I've decided I'm crazy enough to want to build my own computer despite my complete lack of experience of doing anything beyond swapping out ram and a graphics card. Mostly because my old desky, in addition to being inconvenient for me to access for a while, is getting really old in some key areas, and because I need to conserve liquid assets at the moment and I won't buy my usual vendor (Dell) anymore when I can just build it myself for a lot cheaper. Assuming I can actually figure out what parts are right and how to do it. I might be receiving help from a friend who's done it once before, but I might not.
Since most of the games I want to play are already out for a while (my desky couldn't handle them very well because it's a Pentium D) or are about to come out, so I'm perfectly fine with this not being a super-duper-long term build. If it can play Skyrim, ME3, TOR/GW2, and/or The Witcher 2 on high detail with FPS consistently at or above 50-60fps, I'm good. Especially if I can upgrade later.

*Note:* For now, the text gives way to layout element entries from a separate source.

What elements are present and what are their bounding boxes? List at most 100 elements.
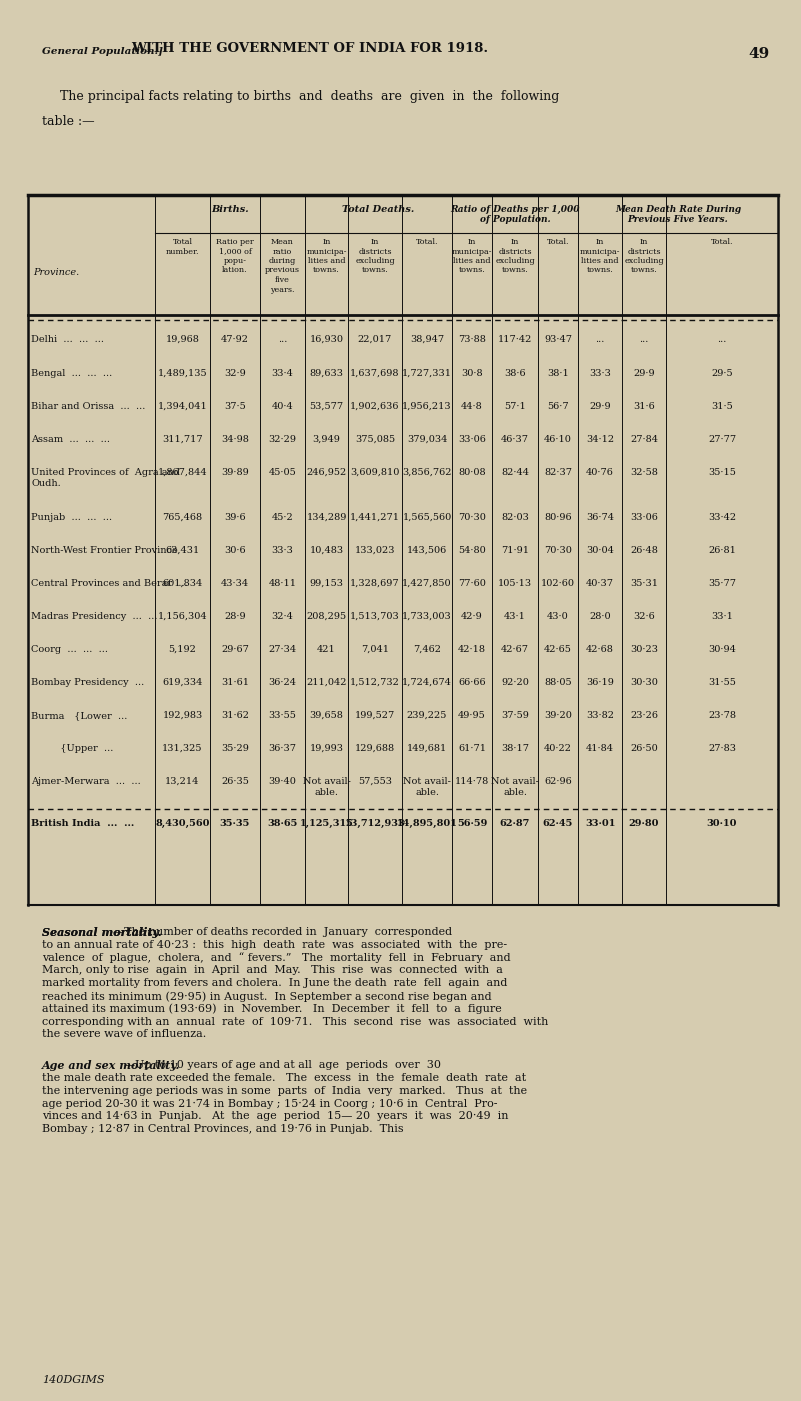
Text: 199,527: 199,527 <box>355 710 395 720</box>
Text: 37·5: 37·5 <box>224 402 246 410</box>
Text: the severe wave of influenza.: the severe wave of influenza. <box>42 1030 206 1040</box>
Text: ...: ... <box>639 335 649 345</box>
Text: Madras Presidency  ...  ...: Madras Presidency ... ... <box>31 612 158 621</box>
Text: 30·94: 30·94 <box>708 644 736 654</box>
Text: the intervening age periods was in some  parts  of  India  very  marked.   Thus : the intervening age periods was in some … <box>42 1086 527 1096</box>
Text: 1,733,003: 1,733,003 <box>402 612 452 621</box>
Text: 43·0: 43·0 <box>547 612 569 621</box>
Text: 19,968: 19,968 <box>166 335 199 345</box>
Text: United Provinces of  Agra and
Oudh.: United Provinces of Agra and Oudh. <box>31 468 180 489</box>
Text: Total
number.: Total number. <box>166 238 199 255</box>
Text: General Population.]: General Population.] <box>42 48 163 56</box>
Text: corresponding with an  annual  rate  of  109·71.   This  second  rise  was  asso: corresponding with an annual rate of 109… <box>42 1017 549 1027</box>
Text: 246,952: 246,952 <box>306 468 347 476</box>
Text: 29·9: 29·9 <box>590 402 611 410</box>
Text: 53,577: 53,577 <box>309 402 344 410</box>
Text: 47·92: 47·92 <box>221 335 249 345</box>
Text: 38·6: 38·6 <box>504 368 525 378</box>
Text: 33·55: 33·55 <box>268 710 296 720</box>
Text: 36·24: 36·24 <box>268 678 296 686</box>
Text: 33·42: 33·42 <box>708 513 736 523</box>
Text: 57,553: 57,553 <box>358 778 392 786</box>
Text: 28·0: 28·0 <box>590 612 611 621</box>
Text: 43·34: 43·34 <box>221 579 249 588</box>
Text: 82·03: 82·03 <box>501 513 529 523</box>
Text: 1,441,271: 1,441,271 <box>350 513 400 523</box>
Text: Mean Death Rate During
Previous Five Years.: Mean Death Rate During Previous Five Yea… <box>615 205 741 224</box>
Text: 33·06: 33·06 <box>630 513 658 523</box>
Text: 26·48: 26·48 <box>630 546 658 555</box>
Text: 129,688: 129,688 <box>355 744 395 752</box>
Text: 765,468: 765,468 <box>163 513 203 523</box>
Text: 56·59: 56·59 <box>457 820 487 828</box>
Text: 1,489,135: 1,489,135 <box>158 368 207 378</box>
Text: 1,156,304: 1,156,304 <box>158 612 207 621</box>
Text: 29·80: 29·80 <box>629 820 659 828</box>
Text: 27·84: 27·84 <box>630 434 658 444</box>
Text: 80·08: 80·08 <box>458 468 486 476</box>
Text: 41·84: 41·84 <box>586 744 614 752</box>
Text: {Upper  ...: {Upper ... <box>31 744 114 752</box>
Text: 29·67: 29·67 <box>221 644 249 654</box>
Text: Births.: Births. <box>211 205 249 214</box>
Text: 105·13: 105·13 <box>498 579 532 588</box>
Text: —Up to 10 years of age and at all  age  periods  over  30: —Up to 10 years of age and at all age pe… <box>124 1061 441 1070</box>
Text: Province.: Province. <box>33 268 79 277</box>
Text: 46·37: 46·37 <box>501 434 529 444</box>
Text: 211,042: 211,042 <box>306 678 347 686</box>
Text: 35·31: 35·31 <box>630 579 658 588</box>
Text: 14,895,801: 14,895,801 <box>396 820 457 828</box>
Text: 23·78: 23·78 <box>708 710 736 720</box>
Text: 29·5: 29·5 <box>711 368 733 378</box>
Text: 375,085: 375,085 <box>355 434 395 444</box>
Text: 88·05: 88·05 <box>544 678 572 686</box>
Text: marked mortality from fevers and cholera.  In June the death  rate  fell  again : marked mortality from fevers and cholera… <box>42 978 507 988</box>
Text: 31·55: 31·55 <box>708 678 736 686</box>
Text: 133,023: 133,023 <box>355 546 395 555</box>
Text: Burma {Lower  ...: Burma {Lower ... <box>31 710 127 720</box>
Text: 89,633: 89,633 <box>309 368 344 378</box>
Text: 1,727,331: 1,727,331 <box>402 368 452 378</box>
Text: 48·11: 48·11 <box>268 579 296 588</box>
Text: 33·06: 33·06 <box>458 434 486 444</box>
Text: 311,717: 311,717 <box>162 434 203 444</box>
Text: Mean
ratio
during
previous
five
years.: Mean ratio during previous five years. <box>265 238 300 293</box>
Text: 1,902,636: 1,902,636 <box>350 402 400 410</box>
Text: Ratio of Deaths per 1,000
of Population.: Ratio of Deaths per 1,000 of Population. <box>450 205 580 224</box>
Text: British India  ...  ...: British India ... ... <box>31 820 135 828</box>
Text: 30·6: 30·6 <box>224 546 246 555</box>
Text: ...: ... <box>595 335 605 345</box>
Text: 32·6: 32·6 <box>633 612 655 621</box>
Text: 31·6: 31·6 <box>633 402 655 410</box>
Text: 32·58: 32·58 <box>630 468 658 476</box>
Text: Delhi  ...  ...  ...: Delhi ... ... ... <box>31 335 104 345</box>
Text: Central Provinces and Berar  ...: Central Provinces and Berar ... <box>31 579 187 588</box>
Text: 16,930: 16,930 <box>309 335 344 345</box>
Text: 39,658: 39,658 <box>309 710 344 720</box>
Text: Not avail-
able.: Not avail- able. <box>303 778 351 797</box>
Text: 601,834: 601,834 <box>163 579 203 588</box>
Text: Total.: Total. <box>547 238 570 247</box>
Text: 1,125,315: 1,125,315 <box>300 820 353 828</box>
Text: In
municipa-
lities and
towns.: In municipa- lities and towns. <box>580 238 620 275</box>
Text: 35·15: 35·15 <box>708 468 736 476</box>
Text: Not avail-
able.: Not avail- able. <box>491 778 539 797</box>
Text: 35·29: 35·29 <box>221 744 249 752</box>
Text: 1,512,732: 1,512,732 <box>350 678 400 686</box>
Text: 37·59: 37·59 <box>501 710 529 720</box>
Text: 1,513,703: 1,513,703 <box>350 612 400 621</box>
Text: 131,325: 131,325 <box>163 744 203 752</box>
Text: 36·37: 36·37 <box>268 744 296 752</box>
Text: Not avail-
able.: Not avail- able. <box>403 778 451 797</box>
Text: age period 20-30 it was 21·74 in Bombay ; 15·24 in Coorg ; 10·6 in  Central  Pro: age period 20-30 it was 21·74 in Bombay … <box>42 1098 497 1108</box>
Text: 379,034: 379,034 <box>407 434 447 444</box>
Text: 42·68: 42·68 <box>586 644 614 654</box>
Text: 619,334: 619,334 <box>163 678 203 686</box>
Text: 42·67: 42·67 <box>501 644 529 654</box>
Text: 13,712,933: 13,712,933 <box>344 820 405 828</box>
Text: 1,637,698: 1,637,698 <box>350 368 400 378</box>
Text: March, only to rise  again  in  April  and  May.   This  rise  was  connected  w: March, only to rise again in April and M… <box>42 965 503 975</box>
Text: 33·3: 33·3 <box>589 368 611 378</box>
Text: Ajmer-Merwara  ...  ...: Ajmer-Merwara ... ... <box>31 778 141 786</box>
Text: 7,041: 7,041 <box>361 644 389 654</box>
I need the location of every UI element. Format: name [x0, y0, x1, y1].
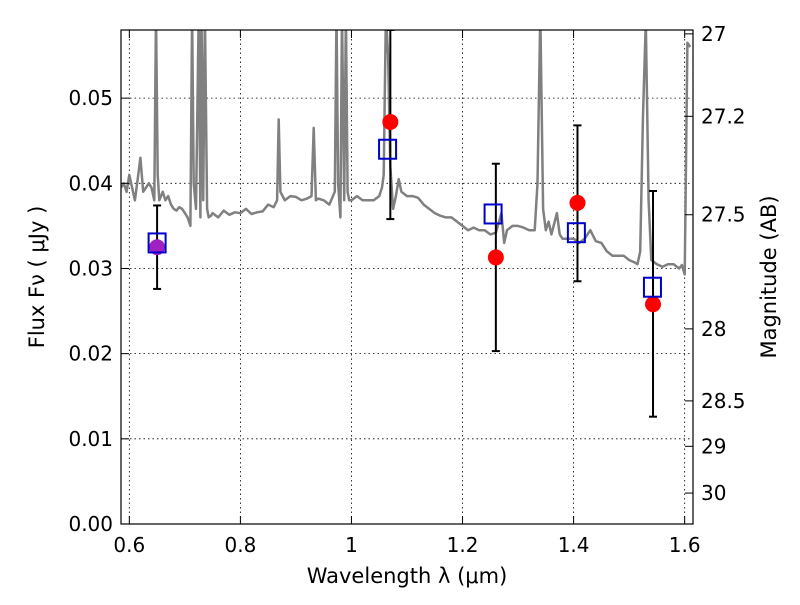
mag-tick-label: 27.2 — [701, 104, 746, 128]
observed-point — [645, 296, 662, 313]
y-tick-label: 0.01 — [68, 427, 113, 451]
x-tick-label: 0.8 — [224, 533, 256, 557]
observed-point — [382, 113, 399, 130]
model-point — [378, 138, 398, 160]
x-tick-label: 1.6 — [669, 533, 701, 557]
x-tick-label: 1.2 — [447, 533, 479, 557]
mag-tick-label: 29 — [701, 434, 726, 458]
plot-frame — [120, 29, 694, 525]
observed-points — [149, 113, 662, 313]
y-tick-label: 0.03 — [68, 256, 113, 280]
mag-tick-label: 27 — [701, 22, 726, 46]
model-points — [147, 138, 662, 298]
mag-tick-label: 28 — [701, 317, 726, 341]
spectrum-line — [121, 30, 692, 276]
mag-tick-label: 27.5 — [701, 203, 746, 227]
observed-point — [149, 239, 166, 256]
x-tick-label: 1 — [345, 533, 358, 557]
mag-tick-label: 28.5 — [701, 389, 746, 413]
y-tick-label: 0.00 — [68, 512, 113, 536]
axis-ticks: 0.6 0.8 1 1.2 1.4 1.6 0.00 0.01 0.02 0.03 0.04 0.05… — [68, 22, 745, 557]
y-axis-label: Flux Fν ( μJy ) — [25, 206, 49, 349]
y-tick-label: 0.04 — [68, 171, 113, 195]
y2-axis-label: Magnitude (AB) — [757, 195, 781, 358]
x-tick-label: 0.6 — [113, 533, 145, 557]
model-point — [483, 203, 503, 225]
observed-point — [569, 194, 586, 211]
y-tick-label: 0.02 — [68, 342, 113, 366]
observed-point — [487, 249, 504, 266]
x-tick-label: 1.4 — [558, 533, 590, 557]
x-axis-label: Wavelength λ (μm) — [307, 564, 508, 588]
model-point — [147, 232, 167, 254]
model-point — [642, 276, 662, 298]
mag-tick-label: 30 — [701, 481, 726, 505]
model-point — [566, 222, 586, 244]
template-spectrum — [121, 30, 692, 276]
y-tick-label: 0.05 — [68, 86, 113, 110]
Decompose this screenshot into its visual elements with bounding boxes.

What I'm looking for is a barebones (ie, under 700, preferably even lower. As low as possible) gaming pc that can play that stuff fine. Monitors, perpherals, and the OS do not not need to be taken into account. My general idea for specs:
Intel Core i3 3.0-3.3 mHz, or if that's just too expensive
Phenom II X4 of similar clock speed
A motherboard that can handle those two
A Radeon 6770 or 6850, from research the best vendors seem to be Sapphire (good experience previously), MSI, HIS, and Asus
4 GB Ram (Crucial? Kingston? 1333? 1600? Does it really matter?)
A 500 GB HD (expensive I know thanks to the Thailand floods, but they might stay high for a year and I don't want to wait that long)
A 600W Power Supply (is that too much W for one radeon?)
And actually want a cheap Creative SC instead of the onboard stuff. Not sure what I need as far as motherboard connections go though
A case that will comfortably fit all of this
By biggest issue is getting the motherboard right, making sure a big graphics card doesn't make the SATA connections inaccessible (which is a problem with Gigabyte boards apparently, which is driving me towards ASUS) and there are enough connections for everything I want, etc.
And I do not care where or how I get the parts, so long as I am not running a risk of being scammed or getting something DOA with horrible customer service.
I know a lot of you have experience with building machines, so advice would be appreciated. Am I going about this the wrong way?